WHO and UNICEF advise initiating breastfeeding within the first hour and exclusive breastfeeding for 6 months, with no other foods or liquids, including water. Feed on demand, day and night, without bottles or pacifiers. After 6 months, introduce safe complementary foods while breastfeeding up to age two or more.
The Convention on the Rights of the Child upholds the right to adequate nutrition for every child. Undernutrition contributes to 45% of child fatalities worldwide. In 2020, an estimated 149 million children under the age of 5 were classified as stunted (below average height for their age), 45 million as wasted (too thin for their height), and 38.9 million as either overweight or obese.
Sadly, only 44% of infants aged 0–6 months are exclusively breastfed, and many children lack nutritionally appropriate complementary foods. Optimizing breastfeeding could potentially save over 820,000 children's lives annually, while also enhancing cognitive development, school attendance, and future income.
Investing in breastfeeding not only benefits families but also carries economic advantages at both the individual and national levels.
Exclusive breastfeeding for 6 months benefits infants and mothers. It protects against gastrointestinal infections worldwide. Early breastfeeding initiation within 1 hour reduces newborn mortality. Mortality risk rises in partially breastfed or non-breastfed infants.
Breast milk provides crucial energy and nutrients for children aged 6–23 months, supporting growth and reducing illness-related mortality. Breastfed children are less likely to be overweight, perform better academically, and earn more as adults, benefiting both families and nations economically.
Extended breastfeeding benefits mothers by reducing cancer risks and aiding in birth spacing. Supportive measures like maternity leave policies, the International Code of Marketing of Breast-milk Substitutes, and the Ten Steps to Successful Breastfeeding can promote breastfeeding. Community support and education play key roles.
Improving breastfeeding practices through supportive interventions is achievable and vital for child and maternal health.
Complementary feeding begins around 6 months when an infant's nutritional needs surpass breast milk. Key principles for proper complementary feeding include:
1. Continue breastfeeding until at least 2 years.

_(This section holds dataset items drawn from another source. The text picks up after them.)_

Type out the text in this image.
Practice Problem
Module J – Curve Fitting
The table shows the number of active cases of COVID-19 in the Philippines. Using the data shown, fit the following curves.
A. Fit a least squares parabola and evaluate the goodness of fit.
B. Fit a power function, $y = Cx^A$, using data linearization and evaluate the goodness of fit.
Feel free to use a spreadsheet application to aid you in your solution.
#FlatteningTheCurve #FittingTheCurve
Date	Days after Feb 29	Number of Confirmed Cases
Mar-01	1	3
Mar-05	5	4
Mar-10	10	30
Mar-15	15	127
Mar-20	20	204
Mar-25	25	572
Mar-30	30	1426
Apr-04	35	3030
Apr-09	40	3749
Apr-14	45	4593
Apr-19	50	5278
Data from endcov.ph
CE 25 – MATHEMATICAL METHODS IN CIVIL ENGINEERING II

2. Practice responsive feeding, offering food patiently and encouraging without force.
3. Maintain hygiene and safe food handling.
4. Start with small amounts at 6 months and increase gradually.

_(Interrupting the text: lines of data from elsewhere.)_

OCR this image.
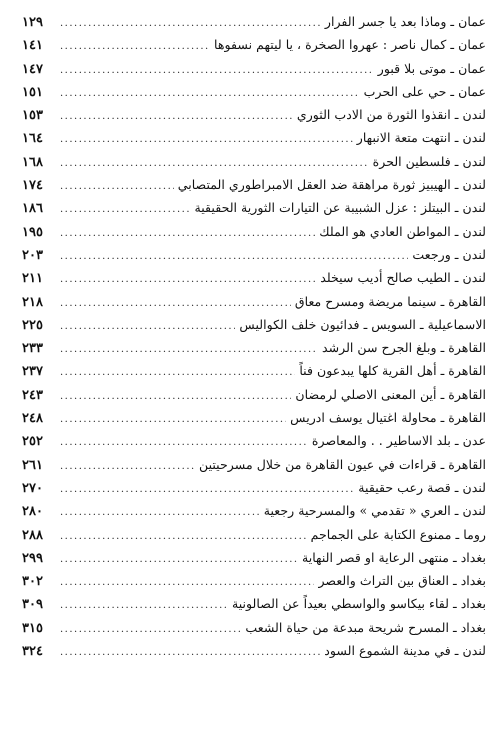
عمان ـ وماذا بعد يا جسر الفرار
.....
١٢٩
عمان ـ كمال ناصر : عهروا الصخرة ، يا ليتهم نسفوها
.....
١٤١
عمان ـ موتى بلا قبور
.....
١٤٧
عمان ـ حي على الحرب
.....
١٥١
لندن ـ انقذوا الثورة من الادب الثوري
.....
١٥٣
لندن ـ انتهت متعة الانبهار
.....
١٦٤
لندن ـ فلسطين الحرة
.....
١٦٨
لندن ـ الهيبيز ثورة مراهقة ضد العقل الامبراطوري المتصابي
.....
١٧٤
لندن ـ البيتلز : عزل الشبيبة عن التيارات الثورية الحقيقية
.....
١٨٦
لندن ـ المواطن العادي هو الملك
.....
١٩٥
لندن ـ ورجعت
.....
٢٠٣
لندن ـ الطيب صالح أديب سيخلد
.....
٢١١
القاهرة ـ سينما مريضة ومسرح معاق
.....
٢١٨
الاسماعيلية ـ السويس ـ فدائيون خلف الكواليس
.....
٢٢٥
القاهرة ـ وبلغ الجرح سن الرشد
.....
٢٣٣
القاهرة ـ أهل القرية كلها يبدعون فناً
.....
٢٣٧
القاهرة ـ أين المعنى الاصلي لرمضان
.....
٢٤٣
القاهرة ـ محاولة اغتيال يوسف ادريس
.....
٢٤٨
عدن ـ بلد الاساطير . . والمعاصرة
.....
٢٥٢
القاهرة ـ قراءات في عيون القاهرة من خلال مسرحيتين
.....
٢٦١
لندن ـ قصة رعب حقيقية
.....
٢٧٠
لندن ـ العري « تقدمي » والمسرحية رجعية
.....
٢٨٠
روما ـ ممنوع الكتابة على الجماجم
.....
٢٨٨
بغداد ـ منتهى الرعاية او قصر النهاية
.....
٢٩٩
بغداد ـ العناق بين التراث والعصر
.....
٣٠٢
بغداد ـ لقاء بيكاسو والواسطي بعيداً عن الصالونية
.....
٣٠٩
بغداد ـ المسرح شريحة مبدعة من حياة الشعب
.....
٣١٥
لندن ـ في مدينة الشموع السود
.....
٣٢٤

5. Diversify food consistency and variety.
6. Increase meal frequency: 2–3 meals for 6–8-month-olds, 3–4 for 9–23-month-olds, plus 1–2 snacks if needed.

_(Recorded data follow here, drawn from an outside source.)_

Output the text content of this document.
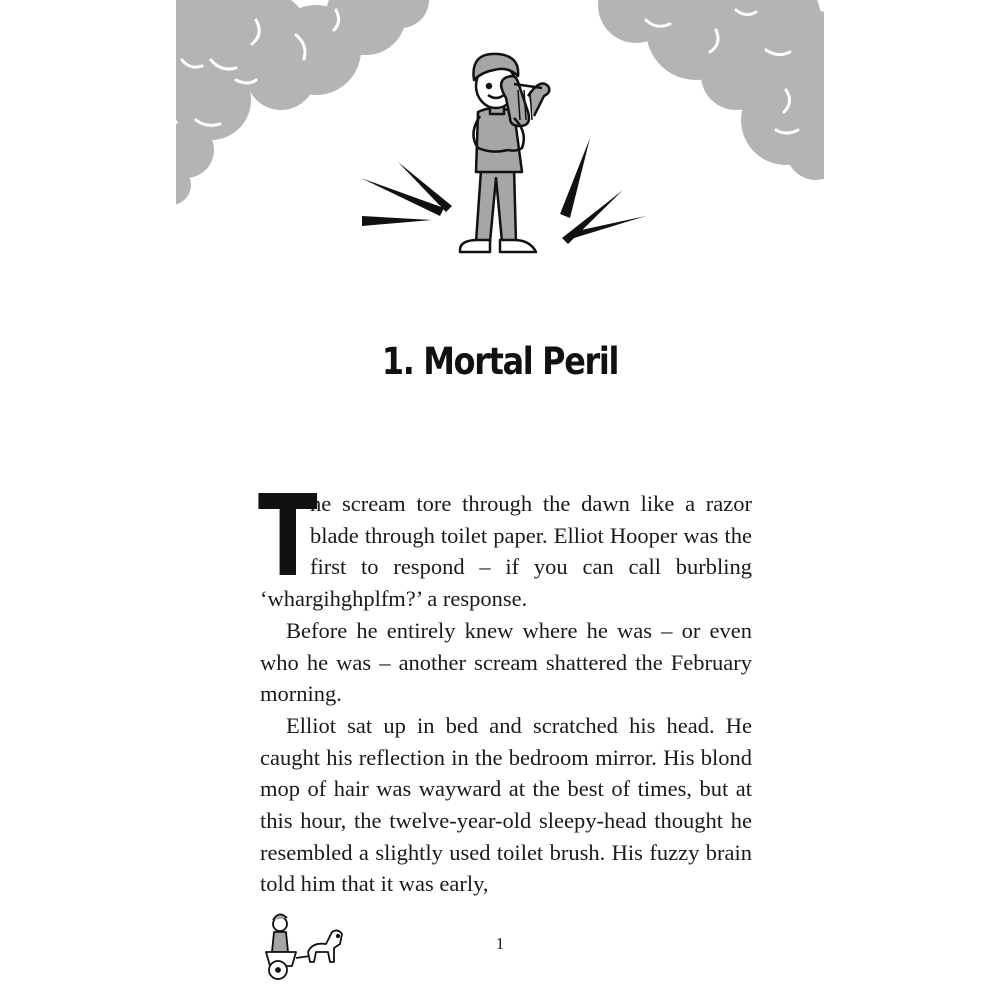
1. Mortal Peril

T
he scream tore through the dawn like a razor blade through toilet paper. Elliot Hooper was the first to respond – if you can call burbling ‘whargihghplfm?’ a response.

Before he entirely knew where he was – or even who he was – another scream shattered the February morning.

Elliot sat up in bed and scratched his head. He caught his reflection in the bedroom mirror. His blond mop of hair was wayward at the best of times, but at this hour, the twelve-year-old sleepy-head thought he resembled a slightly used toilet brush. His fuzzy brain told him that it was early,

1
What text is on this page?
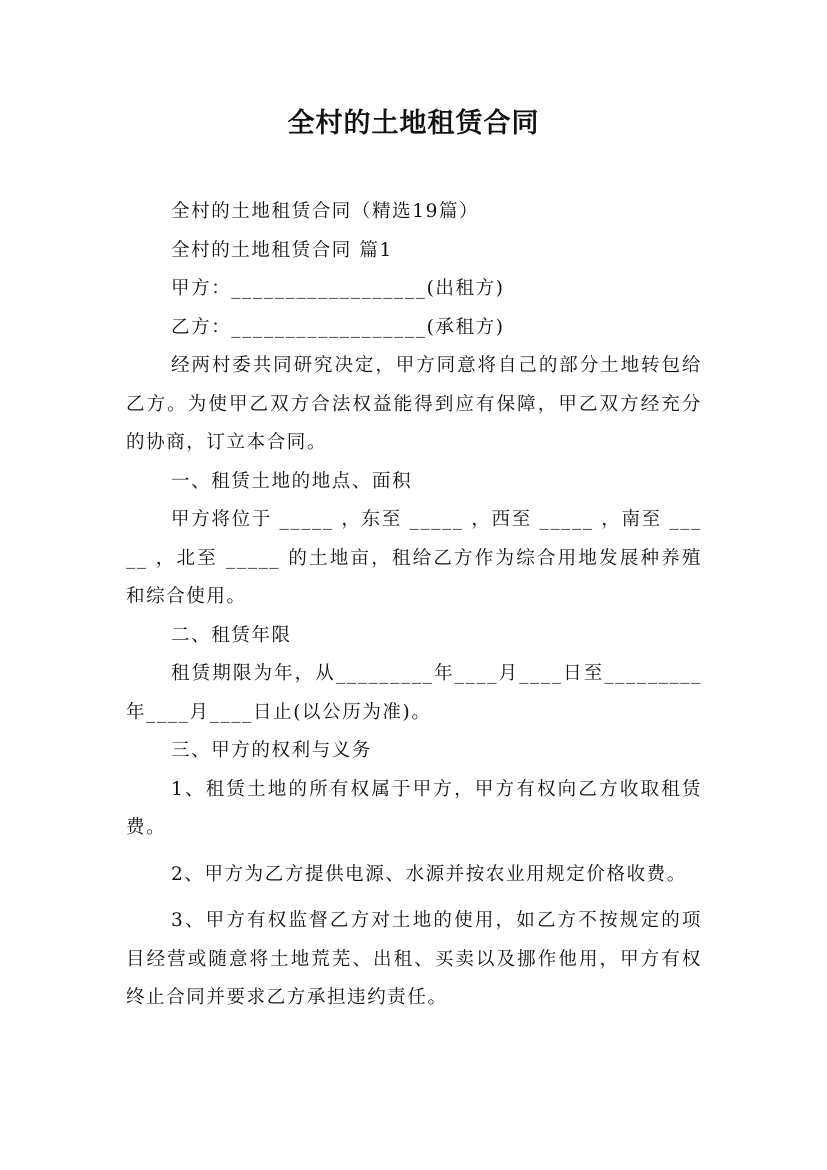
全村的土地租赁合同

全村的土地租赁合同（精选19篇）

全村的土地租赁合同 篇1

甲方：__________________(出租方)

乙方：__________________(承租方)

经两村委共同研究决定，甲方同意将自己的部分土地转包给乙方。为使甲乙双方合法权益能得到应有保障，甲乙双方经充分的协商，订立本合同。

一、租赁土地的地点、面积

甲方将位于 _____ ，东至 _____ ，西至 _____ ，南至 _____ ，北至 _____ 的土地亩，租给乙方作为综合用地发展种养殖和综合使用。

二、租赁年限

租赁期限为年，从_________年____月____日至_________年____月____日止(以公历为准)。

三、甲方的权利与义务

1、租赁土地的所有权属于甲方，甲方有权向乙方收取租赁费。

2、甲方为乙方提供电源、水源并按农业用规定价格收费。

3、甲方有权监督乙方对土地的使用，如乙方不按规定的项目经营或随意将土地荒芜、出租、买卖以及挪作他用，甲方有权终止合同并要求乙方承担违约责任。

7. Consider fortified foods or supplements when necessary.
8. During illness, boost fluid intake, including more breastfeeding, and offer soft, preferre d foods.
In challenging circumstances, families and children need tailored support. Keeping mothers and babies together is crucial, with breastfeeding often the preferred choice, even in difficult situations like:
1. Low-birth-weight or premature infants.
2. Mothers living with HIV in areas with high mortality from diseases like diarrhea, pneumonia, and malnutrition.
3. Adolescent mothers.
4. Malnourished infants and children.
5. Families affected by complex emergencies.
Regarding HIV, breastfeeding, especially early and exclusive breastfeeding, boosts infant survival. Antiretroviral treatment for HIV-positive mothers reduces transmission risk through breastfeeding. WHO now recommends lifelong ART for all HIV-positive individuals, including pregnant and lactating women.
In settings with high morbidity and mortality from diseases like diarrhea, pneumonia, and malnutrition, breastfeeding is endorsed for at least the first year, with exclusive breastfeeding for the first 6 months.
Giving water to a breastfeeding baby before 6 months poses risks like diarrhea, malnutrition, and infections from unclean water. It may reduce breast milk intake and hinder future milk production for the mother.
Breast milk is over 80% water, satisfying a baby's thirst and offering protection against infections while promoting healthy growth. Babies don't require water before 6 months, even in hot climates, aligning with WHO's recommendation for exclusive breastfeeding during this period.
Exclusive breastfeeding means no additional food or liquid, including water, except for oral rehydration solution, drops, syrups, vitamins, minerals, or medicines. Breastfeeding supplies all necessary hydration while ensuring a safe water source, guarding against diarrhea.